Opini  

Bantuan Luar Negeri Berpotensi Kerdilkan Kemandirian Bangsa

“Terus menerus mengandalkan bantuan luar negeri, sekalipun berupa dana hibah, berpotensi mengerdilkan kemandirian bangsa,” demikian pandangan Ledia Hanifa Amaliah, anggota komisi IX DPR RI soal bantuan asing yang secara terus menerus masih diharapkan pemerintah kepada negara-negara donor maupun lembaga-lembaga internasional.

Pernyataan Ledia ini diungkapnya sehari sebelum keberangkatannya ke Brazil dalam rangka menghadiri Global Fund’s 4th Partnership Forum (27-30 Juni 2011) yang diselenggarakan oleh Global Fund, lembaga dunia yang mengkhususkan diri untuk menyalurkan bantuan hibah khusus bagi program penanggulangan penyakit TBC, Malaria dan HIV/AIDS di berbagai negara.

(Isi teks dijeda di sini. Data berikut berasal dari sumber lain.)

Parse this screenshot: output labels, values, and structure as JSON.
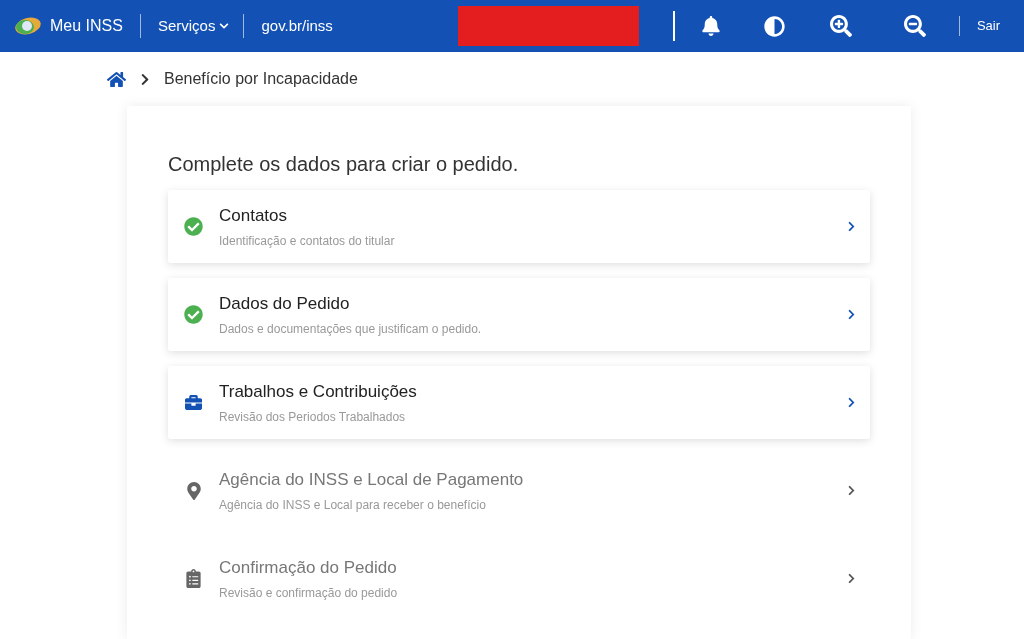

Sejak 2003, secara bertahap Global Fund telah mengucurkan dana sekitar 630 juta dollar AS atau lebih dari 5 trilyun rupiah kepada negaraIndonesia. Bantuan terbaru yang diberikan untuk periode 2010-2012 berjumlah 60,8 juta dollar AS yang disalurkan melalui Kementrian Kesehatan sebanyak 39,2 juta dollar, Komisi Penanggulangan AIDS Nasional (KPAN) sebanyak 18,6 juta dollar dan Nahdatul Ulama (NU) sebanyak 2,9 juta dollar.

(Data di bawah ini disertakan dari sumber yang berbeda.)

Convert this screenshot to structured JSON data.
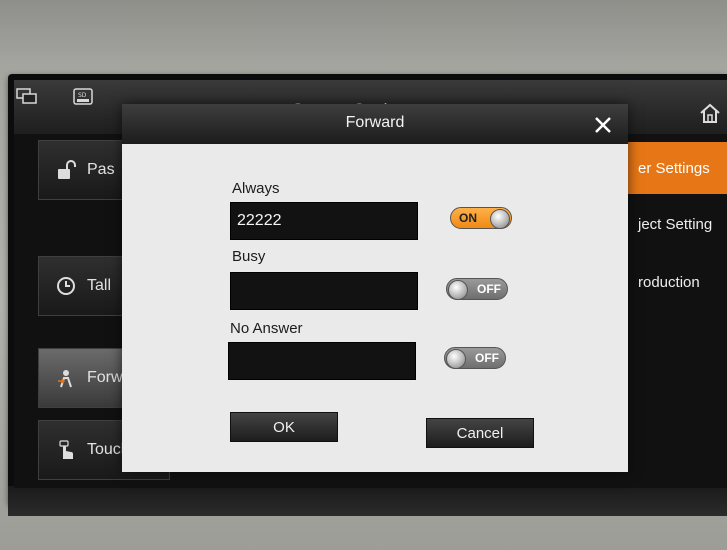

“Kita memahami bahwa pemerintah belum mampu mengatasi sendiri persoalan kesehatan di negeri ini termasuk dalam soal penanggulangan TBC, Malaria dan HIV/AIDS,” kata Ledia. “namun, satu hal yang patut diingat, setiap bantuan, entah hibah dan apalagi pinjaman selalu membawa misi khusus dari pihak pemberi bantuan, yang seringkali justru dapat menjadi masalah baru bagi negara penerima bantuan,” jelas aleg  PKS dari daerah pemilihan Jawa Barat 1 ini lagi.

Hal paling rawan dari terus menerus menerima bantuan asing menurut Ledia adalah munculnya ketergantungan dan hilangnya kemandirian bangsa. “karena merasa nyaman menerima dana bantuan asing, kegigihan kita untuk dapat mengelola bangsa ini secara mandiri akan menjadi lemah. Kita bisa melihat bagaimana sampai saat ini setelah bertahun-tahun, program penanggulangan HIV/AIDS sebanyak 70%nya masih bergantung pada dana bantuan asing. Padahal seharusnya, meskipun bantuan asing masih diperlukan, jumlahnya harus diupayakan terus menerus turun.”

Ibu empat anak ini lantas juga mengingatkan, bahwa mengandalkan program pembangunan dengan bantuan asing sesungguhnya sangat rentan karena bantuan itu sendiri dapat dengan mudah direvisi, dihentikan sementara atau bahkan dihentikan secara permanen.

Krisis dunia, krisis yang terjadi di negara donor, krisis di dalam lembaga-lembaga pensupport hingga krisis di negara penerima bantuan sangat mempengaruhi keberlangsungan bantuan. Pada 2007, hibah bagi Indonesia sempat dihentikan oleh Global Fund atas dasar temuan penyimpangan penggunaan dana. Sementara pada saat ini krisis Yunani juga mempengaruhi beberapa negara dan lembaga pensupport dana Global Fund untuk mengurangi atau menghentikan bantuannya.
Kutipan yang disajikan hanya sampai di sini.